Reputation: 641
I'm new to Elisp and I need to convert a piece of LaTeX code to XML.
LaTeX:
\tag[read=true]{Please help}\tag[notread=false]{Please help II}
XML:
<tag read='true'> Please help </tag>
<tag notread='false'> please help </tag>
I wrote some regex to search and find \tag
but now I need to somehow read read
and notread
and assign them as attributes and then read their value after "=".
The regex I have tried:
[..] (while (re-search-forward "\\\\\\<tag\\>\\[" nil t) [..]
Upvotes: 1
Views: 182
Reputation: 189487
This is not a full solution, but hopefully demonstrates how to use backreferences with regular expressions.
Briefly, every group you create with \\(...\\)
in the regex is captured, and can be recalled with (match-string N)
, where N
is the sequential number of the group, starting from 1 for the leftmost opening parenthesis, and proceeding so that each opening parenthesis gets a number one higher than the previous.

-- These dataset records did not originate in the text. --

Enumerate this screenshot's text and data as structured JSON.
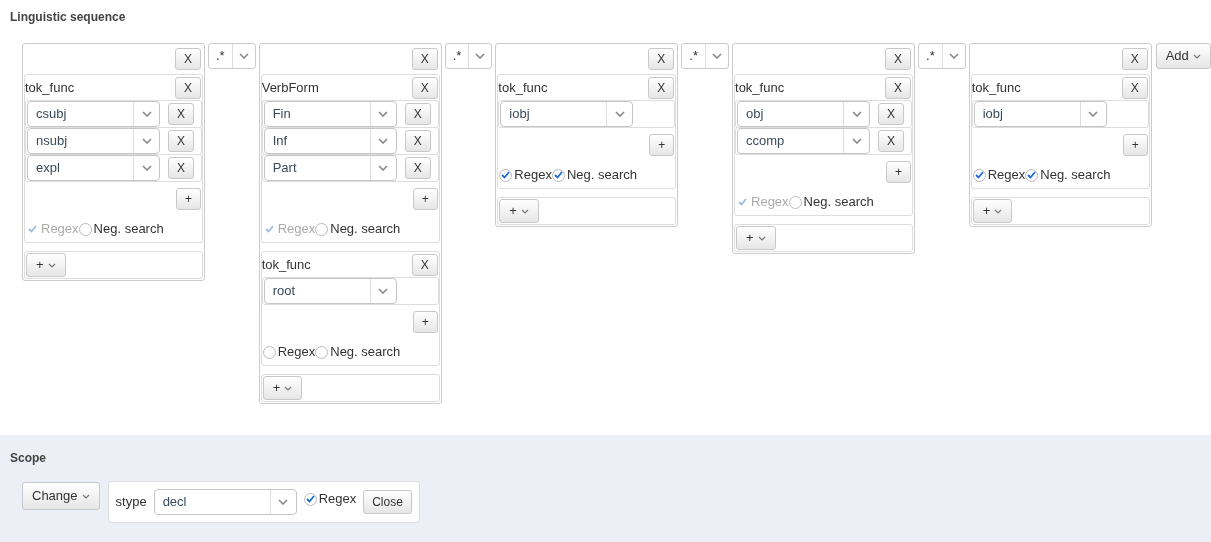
{
  "title": "Linguistic sequence",
  "tokens": [
    {
      "remove": "X",
      "operator": ".*",
      "conditions": [
        {
          "name": "tok_func",
          "remove": "X",
          "values": [
            {
              "value": "csubj",
              "remove": "X"
            },
            {
              "value": "nsubj",
              "remove": "X"
            },
            {
              "value": "expl",
              "remove": "X"
            }
          ],
          "add": "+",
          "regex": {
            "label": "Regex",
            "checked": true,
            "disabled": true
          },
          "negate": {
            "label": "Neg. search",
            "checked": false
          }
        }
      ],
      "add_menu": "+"
    },
    {
      "remove": "X",
      "operator": ".*",
      "conditions": [
        {
          "name": "VerbForm",
          "remove": "X",
          "values": [
            {
              "value": "Fin",
              "remove": "X"
            },
            {
              "value": "Inf",
              "remove": "X"
            },
            {
              "value": "Part",
              "remove": "X"
            }
          ],
          "add": "+",
          "regex": {
            "label": "Regex",
            "checked": true,
            "disabled": true
          },
          "negate": {
            "label": "Neg. search",
            "checked": false
          }
        },
        {
          "name": "tok_func",
          "remove": "X",
          "values": [
            {
              "value": "root"
            }
          ],
          "add": "+",
          "regex": {
            "label": "Regex",
            "checked": false,
            "disabled": false
          },
          "negate": {
            "label": "Neg. search",
            "checked": false
          }
        }
      ],
      "add_menu": "+"
    },
    {
      "remove": "X",
      "operator": ".*",
      "conditions": [
        {
          "name": "tok_func",
          "remove": "X",
          "values": [
            {
              "value": "iobj"
            }
          ],
          "add": "+",
          "regex": {
            "label": "Regex",
            "checked": true,
            "disabled": false
          },
          "negate": {
            "label": "Neg. search",
            "checked": true
          }
        }
      ],
      "add_menu": "+"
    },
    {
      "remove": "X",
      "operator": ".*",
      "conditions": [
        {
          "name": "tok_func",
          "remove": "X",
          "values": [
            {
              "value": "obj",
              "remove": "X"
            },
            {
              "value": "ccomp",
              "remove": "X"
            }
          ],
          "add": "+",
          "regex": {
            "label": "Regex",
            "checked": true,
            "disabled": true
          },
          "negate": {
            "label": "Neg. search",
            "checked": false
          }
        }
      ],
      "add_menu": "+"
    },
    {
      "remove": "X",
      "conditions": [
        {
          "name": "tok_func",
          "remove": "X",
          "values": [
            {
              "value": "iobj"
            }
          ],
          "add": "+",
          "regex": {
            "label": "Regex",
            "checked": true,
            "disabled": false
          },
          "negate": {
            "label": "Neg. search",
            "checked": true
          }
        }
      ],
      "add_menu": "+"
    }
  ],
  "add_button": "Add",
  "scope": {
    "title": "Scope",
    "change_button": "Change",
    "field_label": "stype",
    "value": "decl",
    "regex": {
      "label": "Regex",
      "checked": true
    },
    "close_button": "Close"
  }
}
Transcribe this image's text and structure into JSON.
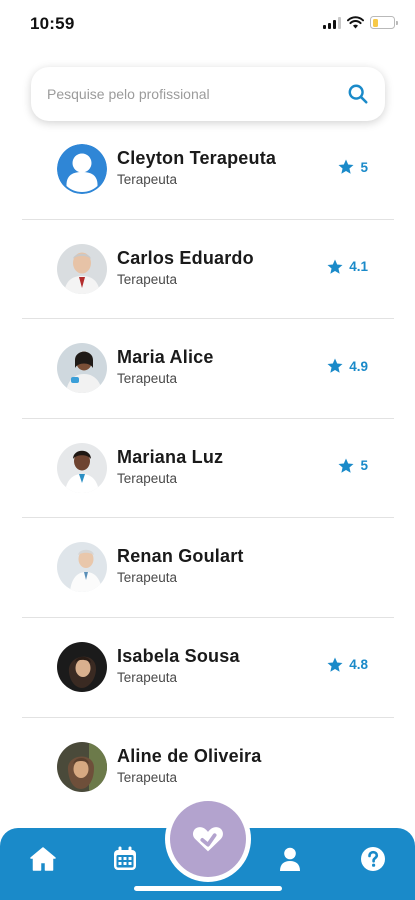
{
  "status_bar": {
    "time": "10:59"
  },
  "search": {
    "placeholder": "Pesquise pelo profissional",
    "value": ""
  },
  "professionals": [
    {
      "name": "Cleyton Terapeuta",
      "role": "Terapeuta",
      "rating": "5",
      "avatar": "default-user-avatar"
    },
    {
      "name": "Carlos Eduardo",
      "role": "Terapeuta",
      "rating": "4.1",
      "avatar": "photo-avatar"
    },
    {
      "name": "Maria Alice",
      "role": "Terapeuta",
      "rating": "4.9",
      "avatar": "photo-avatar"
    },
    {
      "name": "Mariana Luz",
      "role": "Terapeuta",
      "rating": "5",
      "avatar": "photo-avatar"
    },
    {
      "name": "Renan Goulart",
      "role": "Terapeuta",
      "rating": "",
      "avatar": "photo-avatar"
    },
    {
      "name": "Isabela Sousa",
      "role": "Terapeuta",
      "rating": "4.8",
      "avatar": "photo-avatar"
    },
    {
      "name": "Aline de Oliveira",
      "role": "Terapeuta",
      "rating": "",
      "avatar": "photo-avatar"
    }
  ],
  "bottom_nav": {
    "items": [
      "home-icon",
      "calendar-icon",
      "heart-logo-icon",
      "user-icon",
      "help-icon"
    ]
  },
  "colors": {
    "accent": "#1a8ac9",
    "center_button": "#b3a3ce",
    "battery": "#f7c948"
  }
}
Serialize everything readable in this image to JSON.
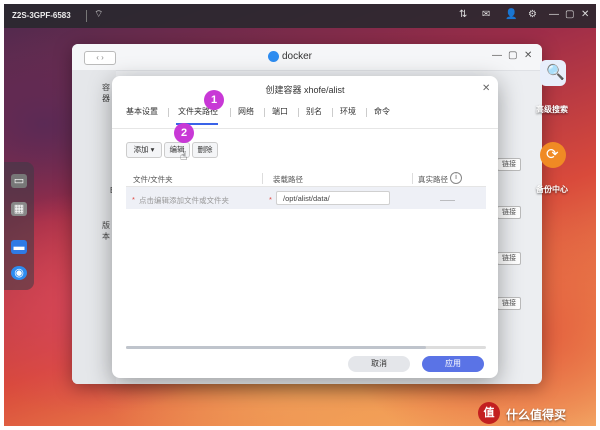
{
  "topbar": {
    "device_name": "Z2S-3GPF-6583"
  },
  "bg_window": {
    "title": "docker",
    "sidebar": {
      "item_top": "容器",
      "item_mid": "E",
      "item_bottom": "版本"
    },
    "row_button": "链接"
  },
  "desktop": {
    "icons": [
      {
        "label": "高级搜索",
        "icon": "search-icon",
        "color": "#5b8ad6"
      },
      {
        "label": "备份中心",
        "icon": "backup-icon",
        "color": "#f08a24"
      }
    ]
  },
  "dialog": {
    "title": "创建容器 xhofe/alist",
    "tabs": [
      "基本设置",
      "文件夹路径",
      "网络",
      "端口",
      "别名",
      "环境",
      "命令"
    ],
    "active_tab": "文件夹路径",
    "toolbar": {
      "add": "添加",
      "edit": "编辑",
      "delete": "删除"
    },
    "table": {
      "headers": [
        "文件/文件夹",
        "装载路径",
        "真实路径"
      ],
      "row": {
        "file_placeholder": "点击编辑添加文件或文件夹",
        "mount_path": "/opt/alist/data/",
        "real_path": "——"
      }
    },
    "buttons": {
      "cancel": "取消",
      "apply": "应用"
    }
  },
  "annotations": {
    "step1": "1",
    "step2": "2"
  },
  "watermark": {
    "logo_text": "值",
    "text": "什么值得买"
  },
  "colors": {
    "accent": "#3a63e8",
    "apply": "#5a73e6",
    "badge": "#c838d6",
    "required": "#e0463f"
  }
}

(So if you have alternations, some backreferences will be undefined. If you apply the regex "\\(foo\\)\\|\\(bar\\)"
to the string "bar"
, (match-string 1)
will be empty, and (match-string 2)
will be "bar"
.)
(while
(re-search-forward
"\\\\\\<\\(tag\\)\\>\\[\\([^][=]*\\)=\\([^][]*\\)\\]{\\([^}]*\\)}"
nil t)
(insert (concat "<" (match-string 1) " "
(match-string 2) "='" (match-string 3) "'>"
(match-string 4)
"</" (match-string 1) ">\n") ) )
That regex certainly is a monster; you might want to decompose and document it somewhat.
(defconst latex-to-xml-regex
(concat "\\\\" ; literal backslash
"\\<" ; word boundary (not really necessary)
"\\(tag\\)" ; group 1: capture tag
"\\[" ; literal open square bracket
"\\(" ; group 2: attribute name
"[^][=]*" ; attribute name regex
"\\)" ; group 2 end
"=" ; literal
"\\(" ; group 3: attribute value
"[^][]*" ; attribute value regex
"\\)" ; group 3 end
"\\]" ; literal close square bracket
"{" ; begin text group
"\\(" ; group 4: text
"[^}]*" ; text regex
"\\)" ; group 4 end
"}" ; end text group
) "Regex for `latex-to-xml` (assuming your function is called that)")
Upvotes: 1